In a Monday filing, the Times also took aim at OpenAI's accusation last month that the newspaper paid a hacker to get ChatGPT to produce infringing outputs, calling the allegation an "attention-grabbing claim" that "is as irrelevant as it is false."
"OpenAI's true grievance is not about how the Times conducted its investigation, but instead what that investigation exposed: that defendants built their products by copying the Times' content on an unprecedented scale — a fact that OpenAI does not, and cannot, dispute," the newspaper said.
The Times sued OpenAI and Microsoft in December, alleging the tech companies ripped off millions of copyrighted works to train ChatGPT. The newspaper said Monday that Microsoft and OpenAI "have misappropriated almost a century's worth of copyrighted content, without paying fair compensation."
The tech companies have separately moved to dismiss the bulk of the complaint. Microsoft is a financial backer of OpenAI.
OpenAI and Microsoft did not move to dismiss the newspaper's lead claim of direct infringement entirely, with OpenAI limiting its motion on that count to works the company contends are barred by the copyright statute of limitations. Microsoft, meanwhile, said the direct infringement claim would be resolved later because it hinges on whether training content for ChatGPT constitutes fair use.
The Times said in its Monday brief that OpenAI and Microsoft cannot deny they used the newspaper's material to train ChatGPT.
"OpenAI worked with Microsoft to build these training data sets, which OpenAI does not dispute are packed with Times content," the newspaper said.
The Times said "the exact number" of works that were copied to train ChatGPT are unknown, "including because defendants have not publicly disclosed the makeup of the data sets used to train GPT-3 and each subsequent model."
GPT-4, the model now powering ChatGPT Copilot, is believed to be much more powerful than its predecessors.
In OpenAI's motion to dismiss, the company asked a judge to toss the newspaper's contributory copyright infringement claim, arguing that the Times has to allege that OpenAI knew of ChatGPT's allegedly infringing outputs cited in the newspaper's complaint — the outputs OpenAI accuses the Times of prompting.
"First, contrary to OpenAI's assertion, the Times' contributory infringement claim is not limited to 'the Times' creation of [the] outputs' cited in the complaint, but instead extends to circumstances in which 'an end-user may be liable as a direct infringer based on output of GPT-based products,'" the newspaper said.
The Times also shrugged off OpenAI's argument that the newspaper had not plausibly alleged that the tech company removed copyright management information, or CMI, from material used to train ChatGPT.
"The omission of CMI in the models' outputs suggests that CMI was removed during the training process; otherwise the models would have outputted all CMI as well," the Times said.
The Times has not yet filed a response to Microsoft's motion to dismiss.
Counsel for OpenAI did not immediately respond to a request for comment Tuesday.
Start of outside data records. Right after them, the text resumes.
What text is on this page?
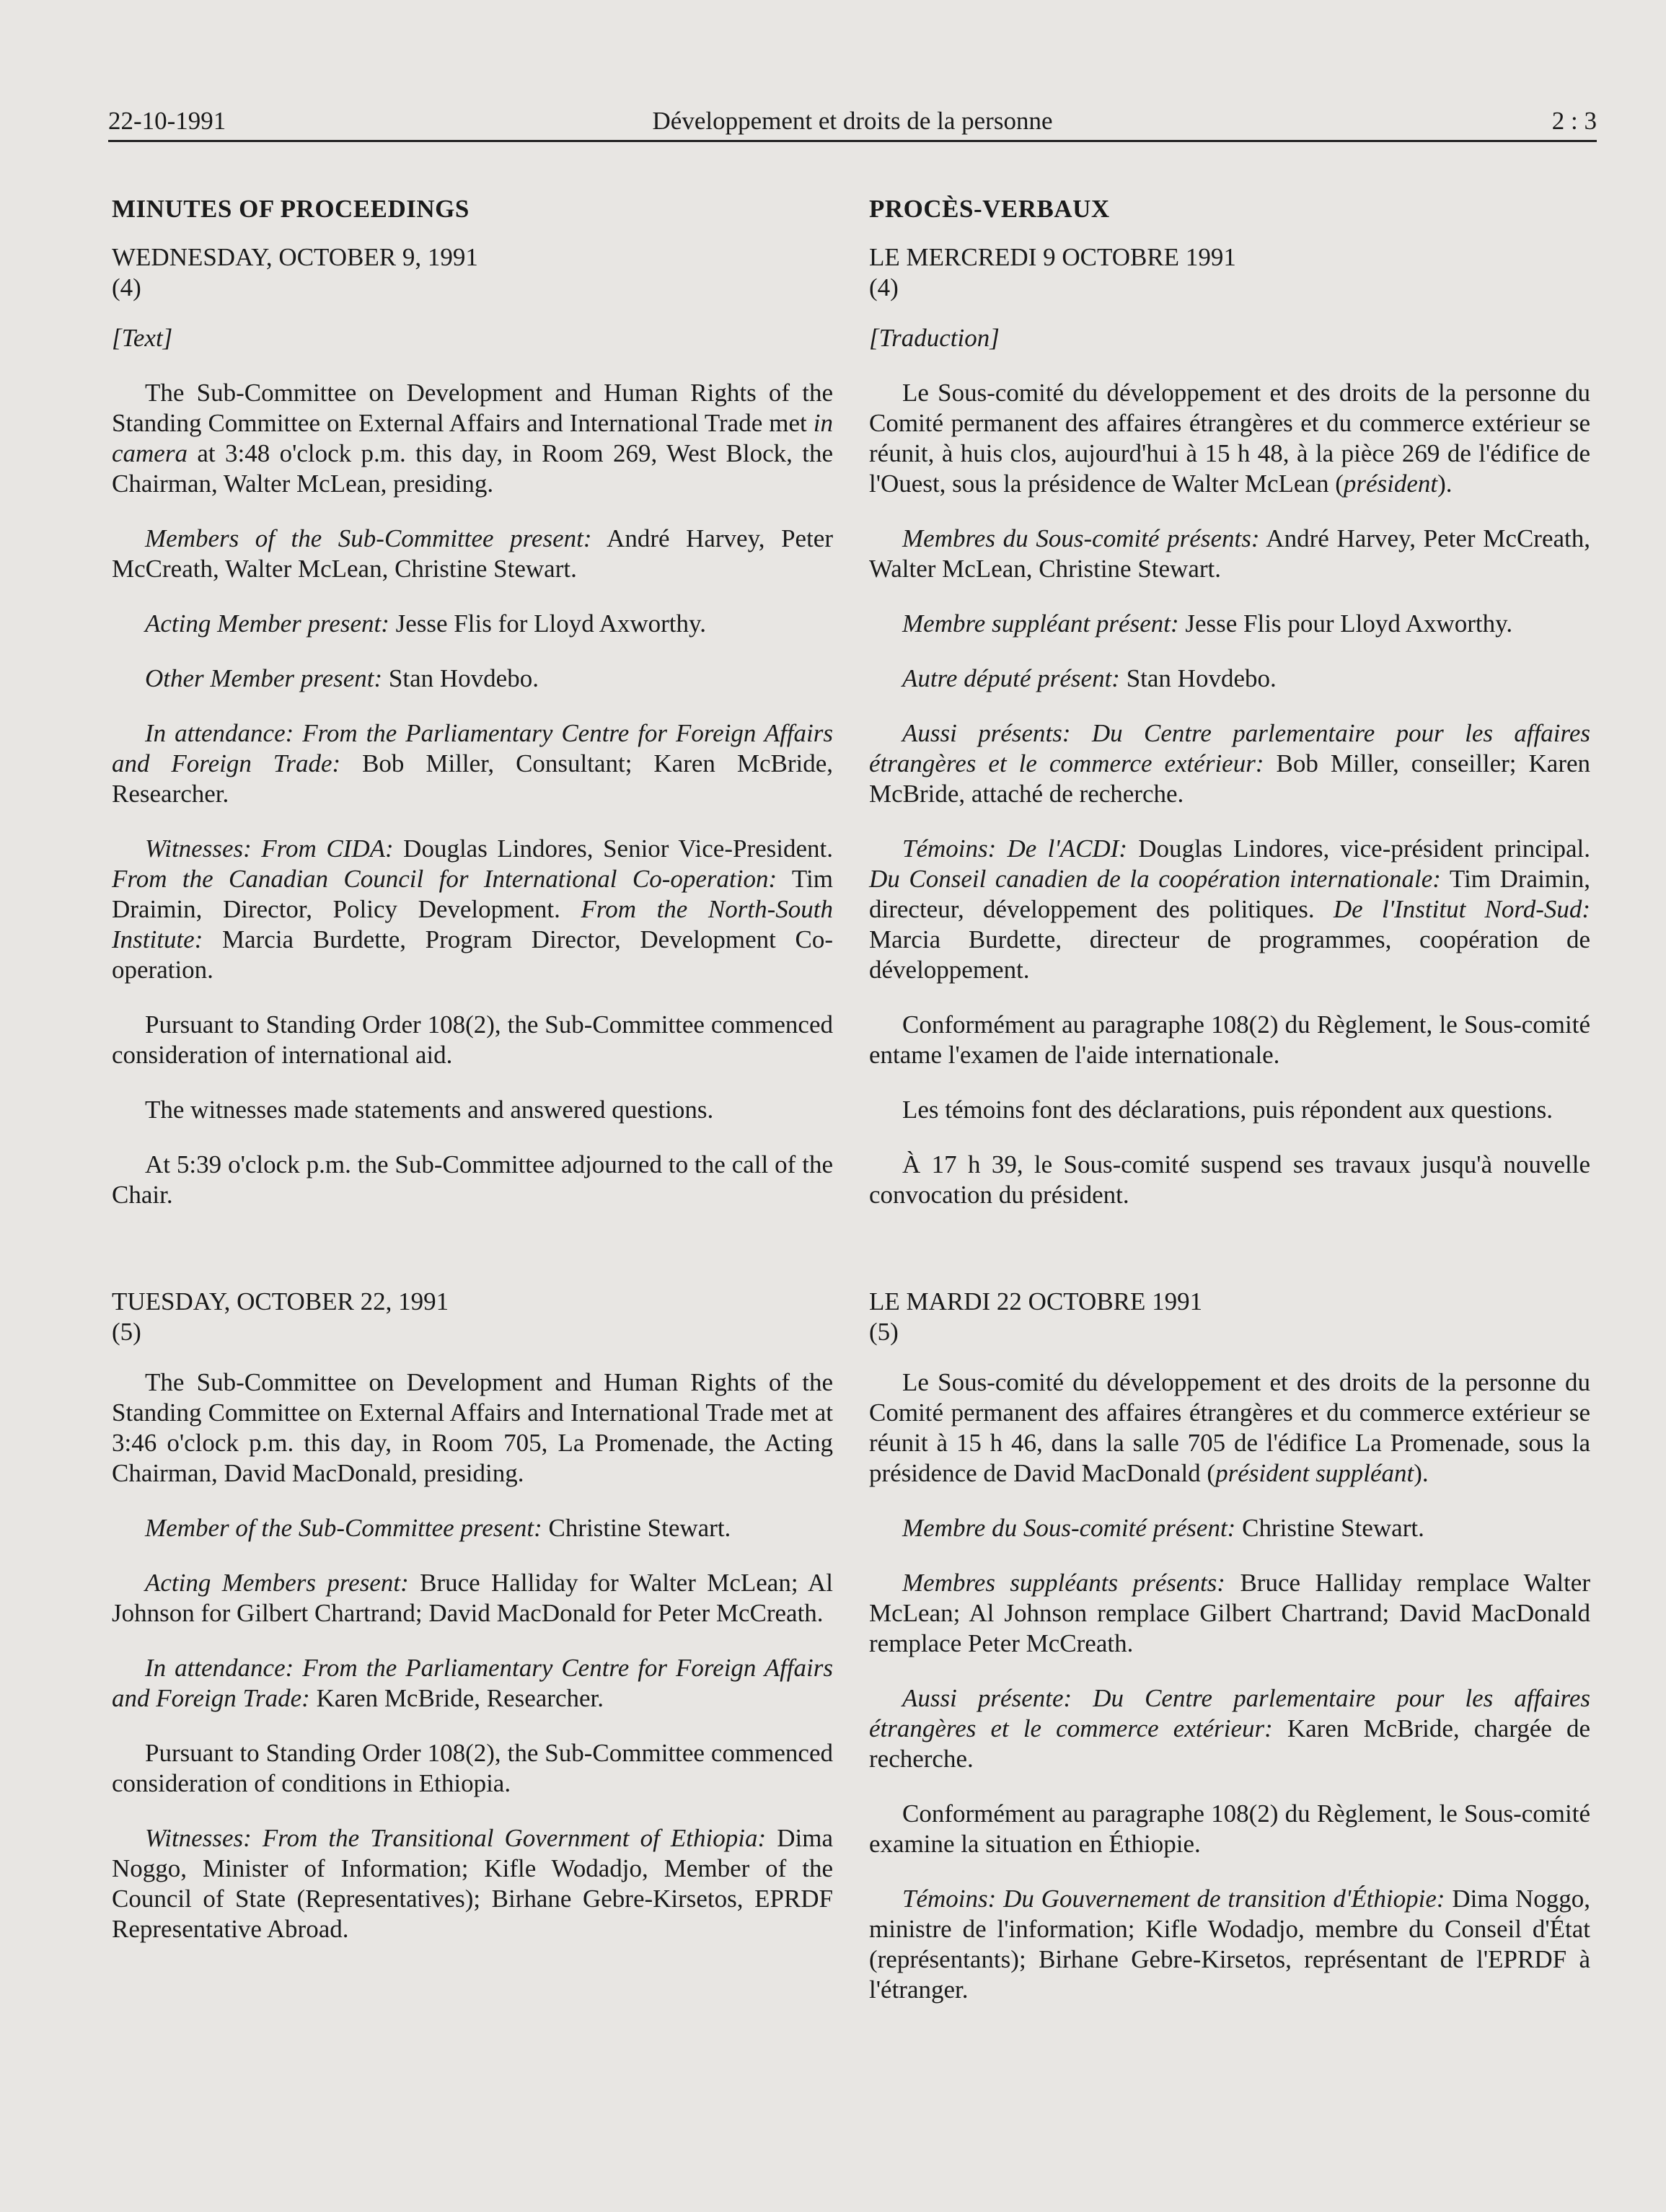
22-10-1991	Développement et droits de la personne	2 : 3
MINUTES OF PROCEEDINGS
WEDNESDAY, OCTOBER 9, 1991
(4)

[Text]

The Sub-Committee on Development and Human Rights of the Standing Committee on External Affairs and International Trade met in camera at 3:48 o'clock p.m. this day, in Room 269, West Block, the Chairman, Walter McLean, presiding.

Members of the Sub-Committee present: André Harvey, Peter McCreath, Walter McLean, Christine Stewart.

Acting Member present: Jesse Flis for Lloyd Axworthy.

Other Member present: Stan Hovdebo.

In attendance: From the Parliamentary Centre for Foreign Affairs and Foreign Trade: Bob Miller, Consultant; Karen McBride, Researcher.

Witnesses: From CIDA: Douglas Lindores, Senior Vice-President. From the Canadian Council for International Co-operation: Tim Draimin, Director, Policy Development. From the North-South Institute: Marcia Burdette, Program Director, Development Co-operation.

Pursuant to Standing Order 108(2), the Sub-Committee commenced consideration of international aid.

The witnesses made statements and answered questions.

At 5:39 o'clock p.m. the Sub-Committee adjourned to the call of the Chair.

TUESDAY, OCTOBER 22, 1991
(5)

The Sub-Committee on Development and Human Rights of the Standing Committee on External Affairs and International Trade met at 3:46 o'clock p.m. this day, in Room 705, La Promenade, the Acting Chairman, David MacDonald, presiding.

Member of the Sub-Committee present: Christine Stewart.

Acting Members present: Bruce Halliday for Walter McLean; Al Johnson for Gilbert Chartrand; David MacDonald for Peter McCreath.

In attendance: From the Parliamentary Centre for Foreign Affairs and Foreign Trade: Karen McBride, Researcher.

Pursuant to Standing Order 108(2), the Sub-Committee commenced consideration of conditions in Ethiopia.

Witnesses: From the Transitional Government of Ethiopia: Dima Noggo, Minister of Information; Kifle Wodadjo, Member of the Council of State (Representatives); Birhane Gebre-Kirsetos, EPRDF Representative Abroad.

PROCÈS-VERBAUX
LE MERCREDI 9 OCTOBRE 1991
(4)

[Traduction]

Le Sous-comité du développement et des droits de la personne du Comité permanent des affaires étrangères et du commerce extérieur se réunit, à huis clos, aujourd'hui à 15 h 48, à la pièce 269 de l'édifice de l'Ouest, sous la présidence de Walter McLean (président).

Membres du Sous-comité présents: André Harvey, Peter McCreath, Walter McLean, Christine Stewart.

Membre suppléant présent: Jesse Flis pour Lloyd Axworthy.

Autre député présent: Stan Hovdebo.

Aussi présents: Du Centre parlementaire pour les affaires étrangères et le commerce extérieur: Bob Miller, conseiller; Karen McBride, attaché de recherche.

Témoins: De l'ACDI: Douglas Lindores, vice-président principal. Du Conseil canadien de la coopération internationale: Tim Draimin, directeur, développement des politiques. De l'Institut Nord-Sud: Marcia Burdette, directeur de programmes, coopération de développement.

Conformément au paragraphe 108(2) du Règlement, le Sous-comité entame l'examen de l'aide internationale.

Les témoins font des déclarations, puis répondent aux questions.

À 17 h 39, le Sous-comité suspend ses travaux jusqu'à nouvelle convocation du président.

LE MARDI 22 OCTOBRE 1991
(5)

Le Sous-comité du développement et des droits de la personne du Comité permanent des affaires étrangères et du commerce extérieur se réunit à 15 h 46, dans la salle 705 de l'édifice La Promenade, sous la présidence de David MacDonald (président suppléant).

Membre du Sous-comité présent: Christine Stewart.

Membres suppléants présents: Bruce Halliday remplace Walter McLean; Al Johnson remplace Gilbert Chartrand; David MacDonald remplace Peter McCreath.

Aussi présente: Du Centre parlementaire pour les affaires étrangères et le commerce extérieur: Karen McBride, chargée de recherche.

Conformément au paragraphe 108(2) du Règlement, le Sous-comité examine la situation en Éthiopie.

Témoins: Du Gouvernement de transition d'Éthiopie: Dima Noggo, ministre de l'information; Kifle Wodadjo, membre du Conseil d'État (représentants); Birhane Gebre-Kirsetos, représentant de l'EPRDF à l'étranger.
The Times is represented by Elisha Barron, Ian Crosby, Davida Brook, Ellie Dupler and Tamar Lusztig of Susman Godfrey LLP, and Steven Lieberman, Jennifer B. Maisel and Kristen J. Logan of Rothwell Figg Ernst & Manbeck PC.
Microsoft is represented by Annette Louise Hurst and Christopher Cariello of Orrick Herrington & Sutcliffe LLP.
OpenAI is represented by Allison Levine Stillman, Andrew Gass, Joseph Richard Wetzel Jr., Sarang Damle and Luke Budiardjo of Latham & Watkins LLP, and Joseph C. Gratz and Rose Lee of Morrison & Foerster LLP.
The case is New York Times Co. v. Microsoft Corp. et al., case number 1:23-cv-11195, in the U.S. District Court for the Southern District of New York.